Monserrate, who is accused of slashing his girlfriend’s face with a broken glass during an argument last winter, will be tried by Judge William Erlbaum. If convicted on felony assault charges, Monserrate could face up to seven years in prison. The trial was scheduled to begin Monday.
“Justice Erlbaum is an experienced, fair and impartial jurist,” a spokeswoman for Queens District Attorney Richard Brown said. “We have full confidence that he will render a just verdict based on the facts of the case after hearing all of the evidence.”
A conviction would mean Monserrate would have to resign from the Senate, reducing the Dems’ majority to a single vote and imperiling their legislative agenda for the upcoming year.
Joseph Tacopina, Monserrate’s attorney, said they made the decision because he feared jurors would not be able to “overcome their sense of right and wrong in their own beliefs.”
“News coverage in this case has been mostly one-sided,” Tacopina said. “I am concerned that ... jurors are not going to be able to put aside all these collateral issues.”
Among these is a security camera tape that allegedly depicts Monserrate dragging his frantic girlfriend, Karla Giraldo, away from a neighbor’s door. Erlbaum has sealed the footage, claiming that it “makes the blood boil.” The tape does not show how Giraldo was injured.
Tacopina would not comment on whether reports that Monserrate turned down a plea deal were true.
“He wouldn’t plead guilty to anything … so it’s really irrelevant,” he said.
Erlbaum warned Monserrate that the choice meant prosecutors would have to convince only one man instead of 12 and that he would see all the evidence, even the inadmissible items, although he said would disregard them in his verdict.
Monserrate was arrested Dec. 19 after driving Giraldo to North Shore-Long Island Jewish Hospital to be treated for her injuries. He allegedly attacked her after finding another man’s police union card in her purse, smashing a drinking glass and striking her in the face, prosecutors said.

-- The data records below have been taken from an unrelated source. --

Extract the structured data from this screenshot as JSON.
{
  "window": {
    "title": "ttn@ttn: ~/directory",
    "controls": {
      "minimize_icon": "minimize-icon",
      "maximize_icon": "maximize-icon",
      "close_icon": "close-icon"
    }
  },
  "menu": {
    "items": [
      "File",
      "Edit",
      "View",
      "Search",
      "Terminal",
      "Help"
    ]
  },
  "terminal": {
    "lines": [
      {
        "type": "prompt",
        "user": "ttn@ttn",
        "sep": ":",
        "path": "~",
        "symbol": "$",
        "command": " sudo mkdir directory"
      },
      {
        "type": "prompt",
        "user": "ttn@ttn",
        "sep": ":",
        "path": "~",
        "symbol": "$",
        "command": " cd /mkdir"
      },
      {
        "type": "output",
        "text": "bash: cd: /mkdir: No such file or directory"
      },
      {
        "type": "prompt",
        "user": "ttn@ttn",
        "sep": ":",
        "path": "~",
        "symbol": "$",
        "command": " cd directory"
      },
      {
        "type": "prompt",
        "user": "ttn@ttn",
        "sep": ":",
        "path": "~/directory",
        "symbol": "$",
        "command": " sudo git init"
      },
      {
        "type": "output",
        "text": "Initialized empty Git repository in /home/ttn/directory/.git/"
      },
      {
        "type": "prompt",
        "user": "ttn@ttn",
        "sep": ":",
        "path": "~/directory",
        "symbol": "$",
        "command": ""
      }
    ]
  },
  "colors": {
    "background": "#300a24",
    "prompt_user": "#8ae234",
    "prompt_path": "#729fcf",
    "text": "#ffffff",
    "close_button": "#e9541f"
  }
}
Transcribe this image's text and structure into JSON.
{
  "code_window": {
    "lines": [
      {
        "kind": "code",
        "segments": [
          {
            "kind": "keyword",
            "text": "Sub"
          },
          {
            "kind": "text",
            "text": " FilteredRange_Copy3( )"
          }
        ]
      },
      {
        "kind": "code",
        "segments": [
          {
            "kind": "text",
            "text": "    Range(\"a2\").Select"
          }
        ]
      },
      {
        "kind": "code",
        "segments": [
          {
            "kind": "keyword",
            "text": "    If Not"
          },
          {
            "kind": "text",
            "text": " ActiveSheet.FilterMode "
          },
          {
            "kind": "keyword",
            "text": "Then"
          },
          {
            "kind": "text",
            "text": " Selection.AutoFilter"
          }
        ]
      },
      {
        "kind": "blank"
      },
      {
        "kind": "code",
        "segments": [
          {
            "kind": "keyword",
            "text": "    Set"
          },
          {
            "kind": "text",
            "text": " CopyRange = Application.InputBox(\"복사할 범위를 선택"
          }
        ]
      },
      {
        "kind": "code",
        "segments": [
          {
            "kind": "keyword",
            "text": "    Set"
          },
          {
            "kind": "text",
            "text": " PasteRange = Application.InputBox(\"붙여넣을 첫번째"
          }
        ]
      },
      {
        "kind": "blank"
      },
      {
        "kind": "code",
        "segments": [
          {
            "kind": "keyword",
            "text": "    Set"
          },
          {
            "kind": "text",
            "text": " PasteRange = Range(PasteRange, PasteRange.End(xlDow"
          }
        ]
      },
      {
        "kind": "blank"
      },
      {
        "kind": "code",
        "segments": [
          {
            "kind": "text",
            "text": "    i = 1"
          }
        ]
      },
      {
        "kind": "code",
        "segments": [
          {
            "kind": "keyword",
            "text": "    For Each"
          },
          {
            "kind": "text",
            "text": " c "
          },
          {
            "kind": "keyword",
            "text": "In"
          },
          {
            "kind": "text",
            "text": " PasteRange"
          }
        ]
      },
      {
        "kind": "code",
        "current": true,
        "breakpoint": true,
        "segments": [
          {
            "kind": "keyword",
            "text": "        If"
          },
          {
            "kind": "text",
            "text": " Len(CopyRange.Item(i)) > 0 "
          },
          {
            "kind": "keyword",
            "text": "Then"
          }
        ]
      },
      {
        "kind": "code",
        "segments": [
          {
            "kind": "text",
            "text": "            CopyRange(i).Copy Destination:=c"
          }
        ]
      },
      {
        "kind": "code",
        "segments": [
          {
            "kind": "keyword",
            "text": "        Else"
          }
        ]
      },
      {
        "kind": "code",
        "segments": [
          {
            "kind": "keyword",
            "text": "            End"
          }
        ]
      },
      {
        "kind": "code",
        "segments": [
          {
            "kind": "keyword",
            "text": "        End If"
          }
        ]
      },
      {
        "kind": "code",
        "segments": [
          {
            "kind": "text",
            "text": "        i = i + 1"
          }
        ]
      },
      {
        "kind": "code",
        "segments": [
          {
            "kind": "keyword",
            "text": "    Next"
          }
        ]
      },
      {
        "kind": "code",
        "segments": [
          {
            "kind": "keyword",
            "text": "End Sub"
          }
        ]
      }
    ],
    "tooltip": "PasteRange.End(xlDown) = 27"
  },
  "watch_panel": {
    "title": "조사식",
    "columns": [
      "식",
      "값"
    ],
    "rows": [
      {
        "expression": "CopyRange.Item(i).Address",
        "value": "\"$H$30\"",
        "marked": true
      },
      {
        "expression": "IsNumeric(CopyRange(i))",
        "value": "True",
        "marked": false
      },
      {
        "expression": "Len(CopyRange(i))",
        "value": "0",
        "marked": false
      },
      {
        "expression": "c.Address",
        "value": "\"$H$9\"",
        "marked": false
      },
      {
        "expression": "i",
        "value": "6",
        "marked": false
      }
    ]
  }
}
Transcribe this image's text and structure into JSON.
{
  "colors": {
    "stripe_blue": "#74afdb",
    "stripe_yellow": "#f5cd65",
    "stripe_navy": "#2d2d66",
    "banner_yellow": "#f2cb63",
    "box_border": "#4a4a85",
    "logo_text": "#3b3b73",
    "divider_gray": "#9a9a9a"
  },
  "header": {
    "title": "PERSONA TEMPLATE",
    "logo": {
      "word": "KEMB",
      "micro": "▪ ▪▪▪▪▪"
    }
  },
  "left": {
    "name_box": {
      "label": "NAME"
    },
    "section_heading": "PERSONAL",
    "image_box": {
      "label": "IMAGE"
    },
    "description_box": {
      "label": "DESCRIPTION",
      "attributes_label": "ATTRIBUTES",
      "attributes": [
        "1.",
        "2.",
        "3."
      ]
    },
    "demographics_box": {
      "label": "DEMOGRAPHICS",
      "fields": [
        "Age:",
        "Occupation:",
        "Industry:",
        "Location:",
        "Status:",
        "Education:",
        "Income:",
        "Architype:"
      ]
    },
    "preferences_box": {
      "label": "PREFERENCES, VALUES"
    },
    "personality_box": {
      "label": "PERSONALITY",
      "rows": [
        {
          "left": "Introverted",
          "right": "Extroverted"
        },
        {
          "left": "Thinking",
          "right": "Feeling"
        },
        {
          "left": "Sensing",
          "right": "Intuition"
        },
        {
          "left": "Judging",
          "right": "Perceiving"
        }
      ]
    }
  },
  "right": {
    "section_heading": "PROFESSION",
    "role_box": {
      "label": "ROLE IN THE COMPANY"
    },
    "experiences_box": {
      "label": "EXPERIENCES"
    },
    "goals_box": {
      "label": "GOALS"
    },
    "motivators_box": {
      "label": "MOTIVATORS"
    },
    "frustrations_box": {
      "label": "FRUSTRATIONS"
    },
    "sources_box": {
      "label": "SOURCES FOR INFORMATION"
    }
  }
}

Giraldo later recanted her initial story that Monserrate attacked her during an argument, submitting a written deposition stating he tripped and fell into her while holding the glass.
Tacopina said Giraldo would not testify for the prosecution; the Queens district attorney’s office had no comment.
Monserrate and his legal team were met outside the courthouse by Senate Conference Leader John Samson (D-Brooklyn), who shook his colleague’s hand. Samson was noncommittal about what the state Democrats would do if Monserrate were convicted and forced to step down.
“At that point we will have a discussion if that happens,” he said. “It’s still too early to make these decisions.”